Una carrera en la industria de la moda, donde los reflectores, las pasarelas, los aplausos, las telas, las máquinas y la prensa se convierten en tu día a día, pueden causar tanto ruido que escuchar tu propia voz es casi imposible. En medio de la adrenalina y la exigencia que significa dirigir y operar un negocio de moda, los espacios para reflexionar son pocos.

Cuando todo ese ruido se fue desvaneciendo con el tiempo, llegó un silencio ensordecedor. No sabía cómo escucharlo. Y quise apagarlo en muchos momentos.

Pero, ¿cómo se apaga un silencio?

Sin saberlo, las preguntas eran incorrectas. No lo tenía que apagar, lo tenía que aprender a escuchar. Había tanto en ese silencio que necesitaba escuchar para, por fin, conectarme de nuevo con mis propios sonidos.

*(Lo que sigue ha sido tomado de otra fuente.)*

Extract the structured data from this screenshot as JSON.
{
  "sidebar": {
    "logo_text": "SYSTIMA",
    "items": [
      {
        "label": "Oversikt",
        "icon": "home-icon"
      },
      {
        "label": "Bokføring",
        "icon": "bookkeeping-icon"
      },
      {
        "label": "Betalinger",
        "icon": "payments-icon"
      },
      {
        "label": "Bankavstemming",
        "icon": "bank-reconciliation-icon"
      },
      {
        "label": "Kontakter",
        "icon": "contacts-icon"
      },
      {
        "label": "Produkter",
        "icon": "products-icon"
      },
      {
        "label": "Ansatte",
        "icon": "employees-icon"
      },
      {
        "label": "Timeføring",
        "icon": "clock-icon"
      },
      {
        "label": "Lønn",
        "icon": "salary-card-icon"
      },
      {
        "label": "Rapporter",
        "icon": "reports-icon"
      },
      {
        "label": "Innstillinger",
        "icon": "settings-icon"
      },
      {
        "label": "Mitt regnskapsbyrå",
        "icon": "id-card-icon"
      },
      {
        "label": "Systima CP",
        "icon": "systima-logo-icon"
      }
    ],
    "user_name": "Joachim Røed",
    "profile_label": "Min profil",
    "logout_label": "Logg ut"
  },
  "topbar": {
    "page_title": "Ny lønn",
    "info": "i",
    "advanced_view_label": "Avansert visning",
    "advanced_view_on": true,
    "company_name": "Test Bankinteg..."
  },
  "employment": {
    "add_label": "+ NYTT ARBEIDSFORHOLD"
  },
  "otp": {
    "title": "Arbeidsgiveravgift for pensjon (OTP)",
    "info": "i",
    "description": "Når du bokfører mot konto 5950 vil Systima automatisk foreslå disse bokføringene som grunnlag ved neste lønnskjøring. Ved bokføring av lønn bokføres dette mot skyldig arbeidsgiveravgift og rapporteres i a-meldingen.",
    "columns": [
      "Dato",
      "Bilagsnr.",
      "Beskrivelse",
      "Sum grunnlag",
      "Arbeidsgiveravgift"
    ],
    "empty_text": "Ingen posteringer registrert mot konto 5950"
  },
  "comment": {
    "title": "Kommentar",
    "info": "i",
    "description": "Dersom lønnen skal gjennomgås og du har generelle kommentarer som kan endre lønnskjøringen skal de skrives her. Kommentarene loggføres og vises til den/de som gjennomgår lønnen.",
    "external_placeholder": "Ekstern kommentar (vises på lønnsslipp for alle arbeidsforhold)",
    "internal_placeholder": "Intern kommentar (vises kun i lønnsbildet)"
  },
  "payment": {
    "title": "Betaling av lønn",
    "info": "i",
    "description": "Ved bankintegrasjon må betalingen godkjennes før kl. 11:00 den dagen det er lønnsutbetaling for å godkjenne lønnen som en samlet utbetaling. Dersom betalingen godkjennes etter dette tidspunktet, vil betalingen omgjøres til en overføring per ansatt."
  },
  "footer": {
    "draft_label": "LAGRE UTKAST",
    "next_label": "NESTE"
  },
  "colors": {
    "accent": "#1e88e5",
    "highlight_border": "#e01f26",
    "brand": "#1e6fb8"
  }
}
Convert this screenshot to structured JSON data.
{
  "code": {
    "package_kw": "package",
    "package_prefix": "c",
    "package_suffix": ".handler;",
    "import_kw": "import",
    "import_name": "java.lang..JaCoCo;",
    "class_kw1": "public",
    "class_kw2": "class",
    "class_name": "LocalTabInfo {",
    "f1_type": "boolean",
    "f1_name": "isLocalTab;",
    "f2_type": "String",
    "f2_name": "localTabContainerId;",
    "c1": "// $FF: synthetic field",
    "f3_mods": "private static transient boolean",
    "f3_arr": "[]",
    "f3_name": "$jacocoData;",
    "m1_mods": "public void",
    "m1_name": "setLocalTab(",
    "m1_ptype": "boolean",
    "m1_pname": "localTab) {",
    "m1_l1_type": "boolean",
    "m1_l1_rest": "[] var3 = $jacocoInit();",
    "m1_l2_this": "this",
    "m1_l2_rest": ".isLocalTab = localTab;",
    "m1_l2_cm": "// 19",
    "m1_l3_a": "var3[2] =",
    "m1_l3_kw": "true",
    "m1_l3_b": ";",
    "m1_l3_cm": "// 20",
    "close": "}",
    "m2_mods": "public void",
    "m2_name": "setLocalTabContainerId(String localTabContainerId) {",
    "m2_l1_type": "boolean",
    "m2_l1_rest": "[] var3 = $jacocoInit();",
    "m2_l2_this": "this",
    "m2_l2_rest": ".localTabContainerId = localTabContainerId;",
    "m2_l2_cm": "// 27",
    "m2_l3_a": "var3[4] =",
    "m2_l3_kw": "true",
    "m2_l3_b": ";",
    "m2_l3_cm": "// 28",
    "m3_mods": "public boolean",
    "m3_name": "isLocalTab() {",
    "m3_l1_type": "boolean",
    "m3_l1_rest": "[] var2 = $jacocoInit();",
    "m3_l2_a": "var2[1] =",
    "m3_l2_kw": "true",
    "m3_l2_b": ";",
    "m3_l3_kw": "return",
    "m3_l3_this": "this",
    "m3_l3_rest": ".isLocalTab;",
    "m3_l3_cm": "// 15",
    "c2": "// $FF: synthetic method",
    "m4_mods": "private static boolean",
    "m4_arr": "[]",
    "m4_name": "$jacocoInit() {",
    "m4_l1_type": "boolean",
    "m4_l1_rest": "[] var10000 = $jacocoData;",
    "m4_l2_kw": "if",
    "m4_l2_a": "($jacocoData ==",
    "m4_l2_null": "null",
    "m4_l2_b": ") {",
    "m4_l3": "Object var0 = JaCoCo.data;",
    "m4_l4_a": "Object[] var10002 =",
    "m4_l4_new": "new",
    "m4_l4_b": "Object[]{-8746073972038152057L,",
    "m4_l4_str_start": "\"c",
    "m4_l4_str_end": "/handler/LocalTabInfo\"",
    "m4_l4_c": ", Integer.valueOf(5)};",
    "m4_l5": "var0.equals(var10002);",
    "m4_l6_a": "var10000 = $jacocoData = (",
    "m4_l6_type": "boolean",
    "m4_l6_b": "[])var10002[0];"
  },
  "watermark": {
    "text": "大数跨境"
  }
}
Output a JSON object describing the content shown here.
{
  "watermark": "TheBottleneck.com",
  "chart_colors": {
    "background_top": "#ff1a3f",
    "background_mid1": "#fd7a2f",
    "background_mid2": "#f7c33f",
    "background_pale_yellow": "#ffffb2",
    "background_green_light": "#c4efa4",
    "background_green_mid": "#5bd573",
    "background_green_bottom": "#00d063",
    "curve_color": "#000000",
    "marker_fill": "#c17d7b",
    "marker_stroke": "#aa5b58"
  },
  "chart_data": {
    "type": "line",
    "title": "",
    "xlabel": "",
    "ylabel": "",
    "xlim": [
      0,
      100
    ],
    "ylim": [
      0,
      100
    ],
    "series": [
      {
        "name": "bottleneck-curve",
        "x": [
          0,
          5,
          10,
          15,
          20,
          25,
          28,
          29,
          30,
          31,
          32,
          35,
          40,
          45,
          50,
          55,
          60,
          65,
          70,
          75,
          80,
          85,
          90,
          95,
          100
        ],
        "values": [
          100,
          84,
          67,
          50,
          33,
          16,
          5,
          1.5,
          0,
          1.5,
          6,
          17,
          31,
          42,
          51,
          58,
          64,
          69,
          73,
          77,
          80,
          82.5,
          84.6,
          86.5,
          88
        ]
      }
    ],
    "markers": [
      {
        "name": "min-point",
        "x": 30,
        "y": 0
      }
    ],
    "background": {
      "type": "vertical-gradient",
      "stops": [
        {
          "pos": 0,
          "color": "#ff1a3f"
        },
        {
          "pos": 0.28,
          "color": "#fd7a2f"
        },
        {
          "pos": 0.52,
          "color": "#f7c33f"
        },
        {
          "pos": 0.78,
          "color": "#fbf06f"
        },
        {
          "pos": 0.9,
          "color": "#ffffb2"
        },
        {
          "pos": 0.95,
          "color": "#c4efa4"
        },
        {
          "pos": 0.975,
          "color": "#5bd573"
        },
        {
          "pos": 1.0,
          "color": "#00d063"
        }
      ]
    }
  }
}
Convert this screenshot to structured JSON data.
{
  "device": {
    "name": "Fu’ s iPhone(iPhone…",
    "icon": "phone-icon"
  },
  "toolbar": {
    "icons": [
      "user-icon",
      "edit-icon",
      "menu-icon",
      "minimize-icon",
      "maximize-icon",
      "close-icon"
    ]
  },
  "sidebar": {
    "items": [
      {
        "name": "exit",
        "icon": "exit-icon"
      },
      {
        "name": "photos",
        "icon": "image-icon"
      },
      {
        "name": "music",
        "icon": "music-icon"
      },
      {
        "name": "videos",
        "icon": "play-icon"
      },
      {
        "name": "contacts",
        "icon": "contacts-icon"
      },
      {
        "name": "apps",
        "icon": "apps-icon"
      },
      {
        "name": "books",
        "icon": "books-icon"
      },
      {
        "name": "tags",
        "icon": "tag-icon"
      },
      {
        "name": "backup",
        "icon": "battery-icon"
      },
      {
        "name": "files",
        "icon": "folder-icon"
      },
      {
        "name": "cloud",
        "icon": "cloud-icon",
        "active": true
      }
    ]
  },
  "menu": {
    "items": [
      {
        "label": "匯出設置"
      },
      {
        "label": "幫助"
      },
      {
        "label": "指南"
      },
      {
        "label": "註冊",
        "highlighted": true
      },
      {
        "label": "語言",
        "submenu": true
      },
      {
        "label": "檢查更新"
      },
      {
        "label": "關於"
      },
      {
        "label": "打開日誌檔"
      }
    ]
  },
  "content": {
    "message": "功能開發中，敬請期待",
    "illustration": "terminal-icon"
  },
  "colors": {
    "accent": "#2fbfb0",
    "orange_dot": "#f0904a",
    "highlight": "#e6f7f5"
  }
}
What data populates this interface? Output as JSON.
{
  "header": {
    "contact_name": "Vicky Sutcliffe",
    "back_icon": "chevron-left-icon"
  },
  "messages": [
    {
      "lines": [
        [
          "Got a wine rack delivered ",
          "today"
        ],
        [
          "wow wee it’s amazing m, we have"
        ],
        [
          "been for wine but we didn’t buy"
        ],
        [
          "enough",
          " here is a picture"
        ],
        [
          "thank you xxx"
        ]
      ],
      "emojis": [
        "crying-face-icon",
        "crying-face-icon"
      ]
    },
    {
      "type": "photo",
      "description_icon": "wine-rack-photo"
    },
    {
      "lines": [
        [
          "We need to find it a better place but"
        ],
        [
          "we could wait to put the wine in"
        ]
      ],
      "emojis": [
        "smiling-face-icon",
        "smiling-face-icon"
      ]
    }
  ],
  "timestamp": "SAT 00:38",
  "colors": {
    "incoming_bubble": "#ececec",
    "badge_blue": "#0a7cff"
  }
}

Bajar la velocidad, aprender nuevas cosas, concentrarme en lo simple. En mi caso particular, alejarme de todo lo conocido. Eso incluyó amigos y familia.

Mudarme a un nuevo país, con un nuevo idioma, donde no conocía a nadie, me regaló lo que había perdido en medio de ese ruido: mi propia voz.

En ese momento, la radicalidad me condujo por un camino necesario. Pero hoy entiendo que esos silencios se pueden construir en la cotidianidad, si uno aprende a buscarlos.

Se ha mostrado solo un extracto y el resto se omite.